P120: An Exploratory Meta-Analysis on the Effect Size of FDA-Approved and Not-Approved Anti-Cancer Drugs Over 25 Years
Senior Director, Oncology Alliance Management
Daiichi Sankyo, Inc United States
The objective of this study is to clarify the average performance of FDA approved anti-cancer drugs over 25 years and identify a potential boundary on effect size between FDA approved and not-approved drugs.
We collected the registrational trials with survival measurement initiated from Jan 1, 1990 to Jan 1, 2021 on the Clinical Trial.gov and confirmed the FDA approval status. We estimated the effect size of FDA approved and not-approved drugs using random effect model by Stata ver. 17.
3,463 clinical trials were screened. Out of them, we identified 209 interventional, randomized Phase III studies conducted in the United States with the purpose to test superiority of new anti-cancer drugs using overall survival(OS). The analyzed dataset contained 102 drugs indicated for 27 tumor types (20 solid tumors, 7 hematologic malignancies). Of them, 79 studies (63,396 patients) were classified in FDA-approved group whereas 130 studies (97,524 patients) were in FDA not-approved group. In this data set, the probability of success (POS) from Phase 3 start to the FDA approval appeared 37.8% (79/209 trials), which was in agreement with the previously reported POS [33.0% - 41.3%, Thomas, D.W., et. al. (2016), Zhou S. and Johnson R (2016), respectively].

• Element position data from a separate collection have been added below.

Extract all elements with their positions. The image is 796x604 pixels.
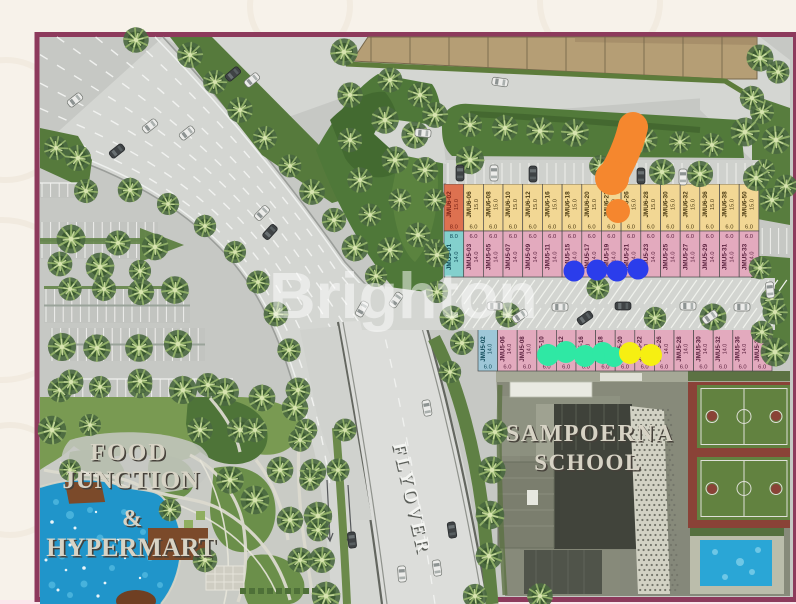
svg-text:15.0: 15.0 [730, 199, 736, 210]
svg-text:6.0: 6.0 [607, 225, 615, 231]
svg-text:14.0: 14.0 [507, 344, 513, 355]
svg-text:15.0: 15.0 [513, 199, 519, 210]
svg-text:6.0: 6.0 [647, 225, 655, 231]
svg-text:JMU6-30: JMU6-30 [663, 191, 670, 218]
svg-text:JMU5-30: JMU5-30 [695, 336, 702, 362]
svg-text:6.0: 6.0 [627, 234, 635, 240]
svg-text:14.0: 14.0 [651, 252, 657, 263]
svg-text:6.0: 6.0 [706, 225, 714, 231]
svg-text:JMU5-36: JMU5-36 [735, 336, 742, 362]
svg-text:JMU6-16: JMU6-16 [545, 191, 552, 218]
svg-text:15.0: 15.0 [690, 199, 696, 210]
svg-text:JMU5-27: JMU5-27 [682, 243, 689, 270]
svg-text:&: & [122, 506, 142, 532]
svg-text:HYPERMART: HYPERMART [46, 533, 216, 562]
svg-text:JMU6-06: JMU6-06 [466, 191, 473, 218]
svg-text:6.0: 6.0 [548, 234, 556, 240]
svg-text:JMU6-12: JMU6-12 [525, 191, 532, 218]
svg-text:JMU6-18: JMU6-18 [564, 191, 571, 218]
svg-text:15.0: 15.0 [474, 199, 480, 210]
svg-text:JMU5-29: JMU5-29 [702, 243, 709, 270]
svg-text:6.0: 6.0 [745, 225, 753, 231]
svg-text:14.0: 14.0 [527, 344, 533, 355]
svg-text:JMU5-28: JMU5-28 [676, 336, 683, 362]
svg-text:JMU6-02: JMU6-02 [446, 191, 453, 218]
svg-text:14.0: 14.0 [671, 252, 677, 263]
svg-text:6.0: 6.0 [739, 365, 747, 371]
svg-text:6.0: 6.0 [686, 234, 694, 240]
svg-text:6.0: 6.0 [725, 225, 733, 231]
svg-text:6.0: 6.0 [660, 365, 668, 371]
svg-text:6.0: 6.0 [469, 234, 477, 240]
svg-text:6.0: 6.0 [601, 365, 609, 371]
svg-text:JMU6-10: JMU6-10 [505, 191, 512, 218]
svg-text:6.0: 6.0 [588, 234, 596, 240]
svg-text:6.0: 6.0 [509, 234, 517, 240]
svg-text:6.0: 6.0 [588, 225, 596, 231]
svg-text:14.0: 14.0 [553, 252, 559, 263]
svg-text:14.0: 14.0 [710, 252, 716, 263]
svg-text:15.0: 15.0 [454, 199, 460, 210]
svg-text:14.0: 14.0 [723, 344, 729, 355]
svg-text:JMU6-32: JMU6-32 [682, 191, 689, 218]
svg-text:14.0: 14.0 [487, 344, 493, 355]
svg-text:15.0: 15.0 [651, 199, 657, 210]
svg-text:6.0: 6.0 [627, 225, 635, 231]
svg-text:JMU5-02: JMU5-02 [480, 336, 487, 362]
svg-text:8.0: 8.0 [450, 225, 458, 231]
svg-text:6.0: 6.0 [548, 225, 556, 231]
svg-text:15.0: 15.0 [494, 199, 500, 210]
svg-text:15.0: 15.0 [592, 199, 598, 210]
svg-text:6.0: 6.0 [666, 234, 674, 240]
svg-text:6.0: 6.0 [666, 225, 674, 231]
svg-text:15.0: 15.0 [631, 199, 637, 210]
svg-text:8.0: 8.0 [450, 234, 458, 240]
svg-text:6.0: 6.0 [745, 234, 753, 240]
svg-text:JMU5-06: JMU5-06 [499, 336, 506, 362]
svg-text:JMU5-11: JMU5-11 [545, 244, 552, 270]
svg-text:JUNCTION: JUNCTION [62, 465, 199, 494]
svg-text:JMU5-33: JMU5-33 [741, 243, 748, 270]
svg-text:JMU6-20: JMU6-20 [584, 191, 591, 218]
svg-text:15.0: 15.0 [572, 199, 578, 210]
svg-text:15.0: 15.0 [710, 199, 716, 210]
svg-text:6.0: 6.0 [529, 234, 537, 240]
svg-text:JMU5-32: JMU5-32 [715, 336, 722, 362]
svg-text:Brighton: Brighton [269, 260, 538, 332]
svg-text:SCHOOL: SCHOOL [534, 450, 641, 475]
svg-text:14.0: 14.0 [703, 344, 709, 355]
svg-text:15.0: 15.0 [533, 199, 539, 210]
svg-text:14.0: 14.0 [690, 252, 696, 263]
svg-text:6.0: 6.0 [503, 365, 511, 371]
svg-text:6.0: 6.0 [568, 234, 576, 240]
svg-text:6.0: 6.0 [686, 225, 694, 231]
svg-text:JMU5-08: JMU5-08 [519, 336, 526, 362]
svg-text:6.0: 6.0 [489, 225, 497, 231]
svg-text:SAMPOERNA: SAMPOERNA [506, 421, 674, 447]
svg-text:JMU6-36: JMU6-36 [702, 191, 709, 218]
svg-text:6.0: 6.0 [484, 365, 492, 371]
svg-text:6.0: 6.0 [568, 225, 576, 231]
svg-text:14.0: 14.0 [664, 344, 670, 355]
svg-text:JMU6-28: JMU6-28 [643, 191, 650, 218]
svg-text:FOOD: FOOD [90, 440, 167, 466]
svg-text:JMU6-08: JMU6-08 [486, 191, 493, 218]
svg-text:6.0: 6.0 [489, 234, 497, 240]
svg-text:15.0: 15.0 [553, 199, 559, 210]
svg-text:15.0: 15.0 [749, 199, 755, 210]
svg-text:6.0: 6.0 [523, 365, 531, 371]
svg-text:6.0: 6.0 [562, 365, 570, 371]
svg-text:14.0: 14.0 [742, 344, 748, 355]
svg-text:15.0: 15.0 [671, 199, 677, 210]
svg-text:6.0: 6.0 [607, 234, 615, 240]
svg-text:JMU5-31: JMU5-31 [722, 243, 729, 270]
svg-text:6.0: 6.0 [621, 365, 629, 371]
svg-text:6.0: 6.0 [719, 365, 727, 371]
svg-text:JMU5-25: JMU5-25 [663, 243, 670, 270]
svg-text:6.0: 6.0 [699, 365, 707, 371]
svg-text:JMU6-50: JMU6-50 [741, 191, 748, 218]
svg-text:6.0: 6.0 [529, 225, 537, 231]
svg-text:14.0: 14.0 [683, 344, 689, 355]
svg-text:6.0: 6.0 [647, 234, 655, 240]
svg-text:6.0: 6.0 [725, 234, 733, 240]
svg-text:6.0: 6.0 [680, 365, 688, 371]
svg-text:6.0: 6.0 [469, 225, 477, 231]
svg-text:14.0: 14.0 [730, 252, 736, 263]
svg-text:6.0: 6.0 [509, 225, 517, 231]
svg-text:JMU6-38: JMU6-38 [722, 191, 729, 218]
svg-text:6.0: 6.0 [706, 234, 714, 240]
svg-text:6.0: 6.0 [758, 365, 766, 371]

The estimated effect size in OS in FDA approved group was HR 0.71 [95 % CI: 0.69 – 0.72], which generally aligned with the suggested target HR by ASCO(American Society of Clinical Oncology) 2014 guideline. FDA not-approved group showed HR 0.95 [95% CI: 0.93 – 0.97]. The histogram of the two groups showed distinct two peaks in observed HR in OS. However, they were overlapping around HR 0.75 to 0.90 which suggested a potential boundary between the two groups. Notably, the probability of FDA approval appeared drastically dropping down from 82.4% to 8.3% at this boundary.
The average performance of the FDA-approved anti-cancer drugs was generally in line with the target HR suggested by ASCO (< HR 0.80). The probability of FDA approval substantially dropped in case HR was around 0.75 to 0.90. This suggests FDA approval is sensitive to the effect size in OS. Our analysis was based on the registrational trials to test superiority of the new anti-cancer drug over the standard of care. In such a situation, it is recommended to select the compound which is reasonably expected to achieve less than HR 0.73 in OS to attain more than 80% likelihood of approval.